Nan loss appears only in the case of using wide_resnet_fpn or Resnext_fpn as a backbone whereas classic resnets with fpn are working properly as backbone in FRCNN. But the pytorch-vision has mentioned that we can use all of them in the below model . Any idea?
Error
Epoch: [0] [ 0/457] eta: 0:26:59 lr: 0.000032 loss: 2.0617 (2.0617) loss_classifier: 0.6785 (0.6785) loss_box_reg: 0.5333 (0.5333) loss_objectness: 0.6902 (0.6902) loss_rpn_box_reg: 0.1597 (0.1597) time: 3.5431 data: 0.6946 max mem: 6346
Loss is nan, stopping training
{'loss_classifier': tensor(nan, device='cuda:2', grad_fn=<NllLossBackward>), 'loss_box_reg': tensor(nan, device='cuda:2', grad_fn=<DivBackward0>), 'loss_objectness': tensor(nan, device='cuda:2', grad_fn=<BinaryCrossEntropyWithLogitsBackward>), 'loss_rpn_box_reg': tensor(nan, device='cuda:2', grad_fn=<DivBackward0>)}
Model
from torchvision.models.detection.retinanet import retinanet_resnet50_fpn
from torchvision.models.detection import FasterRCNN
def FRCNN_resnetfpn_backbone(backbone_name='resnet101', pre_trained=True):
# Reference: https://github.com/pytorch/vision/blob/master/torchvision/models/detection/backbone_utils.py
backbone = resnet_fpn_backbone(backbone_name, pre_trained)
"""
resnet_fpn_bacbone:
Args:
backbone_name (string): resnet architecture. Possible values are 'ResNet', 'resnet18', 'resnet34', 'resnet50',
'resnet101', 'resnet152', 'resnext50_32x4d', 'resnext101_32x8d', 'wide_resnet50_2', 'wide_resnet101_2'
pretrained (bool): If True, returns a model with backbone pre-trained on Imagenet
norm_layer (torchvision.ops): it is recommended to use the default value. For details visit:
(https://github.com/facebookresearch/maskrcnn-benchmark/issues/267)

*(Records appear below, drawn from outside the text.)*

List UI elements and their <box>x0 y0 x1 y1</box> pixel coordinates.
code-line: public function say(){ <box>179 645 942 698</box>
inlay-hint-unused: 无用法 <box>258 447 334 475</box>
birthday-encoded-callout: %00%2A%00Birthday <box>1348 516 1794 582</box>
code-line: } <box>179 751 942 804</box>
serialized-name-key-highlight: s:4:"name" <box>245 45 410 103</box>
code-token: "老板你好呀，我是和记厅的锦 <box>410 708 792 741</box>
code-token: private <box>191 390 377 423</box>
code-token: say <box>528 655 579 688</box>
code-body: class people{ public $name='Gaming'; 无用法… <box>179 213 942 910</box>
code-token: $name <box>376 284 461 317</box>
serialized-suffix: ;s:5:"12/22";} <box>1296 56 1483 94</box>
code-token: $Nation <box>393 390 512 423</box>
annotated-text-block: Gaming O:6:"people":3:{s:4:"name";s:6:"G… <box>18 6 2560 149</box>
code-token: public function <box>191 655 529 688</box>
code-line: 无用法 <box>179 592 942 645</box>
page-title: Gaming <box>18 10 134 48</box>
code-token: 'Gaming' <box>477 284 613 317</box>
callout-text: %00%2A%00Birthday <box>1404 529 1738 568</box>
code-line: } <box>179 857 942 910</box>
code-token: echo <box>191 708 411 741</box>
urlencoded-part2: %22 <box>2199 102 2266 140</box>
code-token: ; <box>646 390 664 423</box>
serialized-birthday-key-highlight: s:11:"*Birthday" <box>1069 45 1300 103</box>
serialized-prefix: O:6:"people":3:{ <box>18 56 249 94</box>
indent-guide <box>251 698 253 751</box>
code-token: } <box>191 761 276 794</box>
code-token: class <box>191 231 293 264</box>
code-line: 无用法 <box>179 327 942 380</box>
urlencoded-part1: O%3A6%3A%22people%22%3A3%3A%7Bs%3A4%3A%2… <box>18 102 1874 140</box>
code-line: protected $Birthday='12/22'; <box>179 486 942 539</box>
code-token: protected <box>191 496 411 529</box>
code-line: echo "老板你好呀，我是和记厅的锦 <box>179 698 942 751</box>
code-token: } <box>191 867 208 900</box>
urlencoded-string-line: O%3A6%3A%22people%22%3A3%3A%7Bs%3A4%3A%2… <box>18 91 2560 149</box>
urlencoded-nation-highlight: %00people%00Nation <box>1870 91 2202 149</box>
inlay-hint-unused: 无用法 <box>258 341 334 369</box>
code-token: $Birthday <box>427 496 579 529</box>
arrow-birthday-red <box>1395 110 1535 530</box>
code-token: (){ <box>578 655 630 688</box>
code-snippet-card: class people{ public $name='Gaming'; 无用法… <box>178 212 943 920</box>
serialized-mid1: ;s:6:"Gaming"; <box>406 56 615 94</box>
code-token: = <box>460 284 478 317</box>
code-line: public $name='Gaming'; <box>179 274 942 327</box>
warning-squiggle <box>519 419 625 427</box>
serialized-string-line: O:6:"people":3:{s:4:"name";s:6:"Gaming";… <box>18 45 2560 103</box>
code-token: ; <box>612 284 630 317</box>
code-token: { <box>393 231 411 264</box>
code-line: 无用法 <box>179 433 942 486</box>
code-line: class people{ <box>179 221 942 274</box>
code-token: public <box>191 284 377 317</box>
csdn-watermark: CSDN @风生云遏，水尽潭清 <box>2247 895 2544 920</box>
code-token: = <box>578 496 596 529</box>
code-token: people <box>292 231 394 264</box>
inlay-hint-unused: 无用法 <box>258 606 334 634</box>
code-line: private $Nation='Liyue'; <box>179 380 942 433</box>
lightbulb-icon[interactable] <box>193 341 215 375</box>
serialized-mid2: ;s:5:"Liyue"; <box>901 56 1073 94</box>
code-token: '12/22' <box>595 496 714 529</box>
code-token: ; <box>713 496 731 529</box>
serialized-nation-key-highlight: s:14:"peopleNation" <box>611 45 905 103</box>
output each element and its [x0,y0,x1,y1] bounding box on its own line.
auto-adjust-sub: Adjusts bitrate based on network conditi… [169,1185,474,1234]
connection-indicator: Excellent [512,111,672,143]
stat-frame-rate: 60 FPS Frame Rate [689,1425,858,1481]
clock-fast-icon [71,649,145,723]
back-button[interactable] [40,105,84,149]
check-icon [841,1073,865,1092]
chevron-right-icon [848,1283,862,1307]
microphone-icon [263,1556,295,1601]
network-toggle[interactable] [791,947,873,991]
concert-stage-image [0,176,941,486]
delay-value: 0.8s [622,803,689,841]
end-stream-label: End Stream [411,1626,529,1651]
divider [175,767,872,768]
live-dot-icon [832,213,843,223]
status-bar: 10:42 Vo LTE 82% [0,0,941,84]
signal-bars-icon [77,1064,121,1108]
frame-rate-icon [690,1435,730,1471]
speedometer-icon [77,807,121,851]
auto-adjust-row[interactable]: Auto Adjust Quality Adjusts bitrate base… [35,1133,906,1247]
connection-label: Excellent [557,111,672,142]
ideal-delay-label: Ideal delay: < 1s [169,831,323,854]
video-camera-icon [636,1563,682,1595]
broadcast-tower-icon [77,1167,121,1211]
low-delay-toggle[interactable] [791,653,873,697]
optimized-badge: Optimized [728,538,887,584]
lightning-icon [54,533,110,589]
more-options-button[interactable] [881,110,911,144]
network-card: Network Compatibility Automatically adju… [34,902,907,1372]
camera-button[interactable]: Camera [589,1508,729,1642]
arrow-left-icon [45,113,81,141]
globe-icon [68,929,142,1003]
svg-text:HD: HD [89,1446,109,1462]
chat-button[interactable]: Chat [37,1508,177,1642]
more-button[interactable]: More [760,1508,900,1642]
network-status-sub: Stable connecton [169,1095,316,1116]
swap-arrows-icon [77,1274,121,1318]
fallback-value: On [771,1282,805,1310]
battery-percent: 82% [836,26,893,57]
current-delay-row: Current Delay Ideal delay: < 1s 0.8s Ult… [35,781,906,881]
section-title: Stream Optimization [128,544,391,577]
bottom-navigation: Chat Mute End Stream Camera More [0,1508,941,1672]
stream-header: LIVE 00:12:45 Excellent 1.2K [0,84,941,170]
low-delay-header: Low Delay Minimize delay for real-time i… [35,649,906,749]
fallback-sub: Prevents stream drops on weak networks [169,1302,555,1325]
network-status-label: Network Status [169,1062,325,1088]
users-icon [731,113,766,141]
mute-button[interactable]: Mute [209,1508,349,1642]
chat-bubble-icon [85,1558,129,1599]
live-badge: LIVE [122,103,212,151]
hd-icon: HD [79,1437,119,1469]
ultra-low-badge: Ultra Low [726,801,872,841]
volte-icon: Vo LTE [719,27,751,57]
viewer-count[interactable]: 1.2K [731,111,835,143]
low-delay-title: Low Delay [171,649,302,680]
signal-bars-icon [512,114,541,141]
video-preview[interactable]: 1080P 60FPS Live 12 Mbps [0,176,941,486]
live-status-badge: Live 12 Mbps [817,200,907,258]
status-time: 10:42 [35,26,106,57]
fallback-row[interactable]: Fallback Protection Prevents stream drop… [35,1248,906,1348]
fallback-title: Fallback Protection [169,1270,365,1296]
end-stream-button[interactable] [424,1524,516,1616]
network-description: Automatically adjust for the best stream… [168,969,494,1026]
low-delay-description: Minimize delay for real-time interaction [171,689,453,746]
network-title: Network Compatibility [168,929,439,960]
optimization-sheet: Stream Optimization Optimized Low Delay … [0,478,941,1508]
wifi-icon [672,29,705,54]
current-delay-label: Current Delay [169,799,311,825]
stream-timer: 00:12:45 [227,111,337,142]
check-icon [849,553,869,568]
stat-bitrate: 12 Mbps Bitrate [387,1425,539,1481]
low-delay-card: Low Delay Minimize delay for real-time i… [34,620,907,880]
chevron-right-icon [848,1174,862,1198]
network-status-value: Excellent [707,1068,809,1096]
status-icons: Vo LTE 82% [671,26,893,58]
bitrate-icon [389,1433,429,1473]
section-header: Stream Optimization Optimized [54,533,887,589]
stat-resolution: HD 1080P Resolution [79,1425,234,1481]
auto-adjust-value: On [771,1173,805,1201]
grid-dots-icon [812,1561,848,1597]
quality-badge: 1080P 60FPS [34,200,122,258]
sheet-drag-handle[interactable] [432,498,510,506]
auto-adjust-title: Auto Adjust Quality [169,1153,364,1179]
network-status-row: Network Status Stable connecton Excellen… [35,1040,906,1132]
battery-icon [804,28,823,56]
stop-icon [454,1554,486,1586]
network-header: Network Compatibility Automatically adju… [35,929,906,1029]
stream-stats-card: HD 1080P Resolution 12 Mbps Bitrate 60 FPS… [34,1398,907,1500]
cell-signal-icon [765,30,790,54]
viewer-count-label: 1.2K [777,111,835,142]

trainable_layers (int): number of trainable (not frozen) resnet layers starting from final block.
Valid values are between 0 and 5, with 5 meaning all backbone layers are trainable. default=3
returned_layers (list of int): The layers of the network to return. Each entry must be in ``[1, 4]``.
By default all layers are returned.
extra_blocks (ExtraFPNBlock or None): if provided, extra operations will
be performed. It is expected to take the fpn features, the original
features and the names of the original features as input, and returns
a new list of feature maps and their corresponding names. By
default a ``LastLevelMaxPool`` is used.
"""
model = FasterRCNN(backbone,
num_classes=2)
return model
Thanks a lot! help!